Liam Neeson, who plays Taken’s knocker-outer, has a daughter who jets off to Europe to follow U2 on tour. Three minutes in Paris and she’s kidnapped to be sold on the black market as an unspoiled American teenager — they fetch a high price apparently. During the abduction she’s able to phone daddy, an ex-CIA operative named Bryan Mills, who gets some important clues from the hectic phone call. The movie provides us the villains’ names, although I’m sure it was fudging a little because the clues weren’t that specific.


Mills feeds off the Jack Bauer/Jason Statham adrenaline rush that most action movies are plugging into these days. That’s not a complaint, just an observation. In fact, the short attention span feeds into Taken rather smoothly — it’s a movie that is best not left to dawdle. It helps that Neeson, a gifted actor, can play the maniacal father with a deep-seated rage that makes his avenging angel terrifying and also cathartic. In one sequence he massacres an entire house of teen smugglers, a scene that in another movie would have seemed cruel and vicious — in Taken it feels necessary. Mostly, though, Mills just knocks people out on his daughter’s zig-zagging trail into the underworld of human smuggling; after all, Taken’s PG-13. The same film with an R rating would be kinda interesting.

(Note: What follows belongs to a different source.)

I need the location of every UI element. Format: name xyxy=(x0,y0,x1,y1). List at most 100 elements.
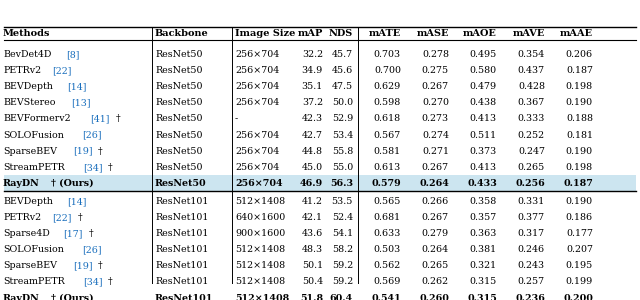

Taken, which moves fast enough to feel like a cardio routine, paints Paris worse than most movies paint Tijuana or Fallujah. Paris apparently is the scum-bag capital of the entire northern hemisphere: hunky spotters stalk the airports, dirty cops lead the police force, and coked-out prostitutes are chained to every radiator in Paris. They’re also in the break room at a 24-hour construction site, where foreigners toil through the night producing mud pits, showers of sparks and fire drums that people can warm their hands over — the perfect setting for an action scene. And these aren’t just prostitutes: they’re kidnapped tourists, often Americans like Mills’ daughter, who’s played by Maggie Grace (Lost), a 25-year-old actress who conveys a 17-year-old by running everywhere giggling and/or sobbing.

Taken is not the smartest thriller made, nor is it the most comprehensible, but it makes up for its failures with pure neck-snapping adrenaline. So much so that it should come with a chiropractor.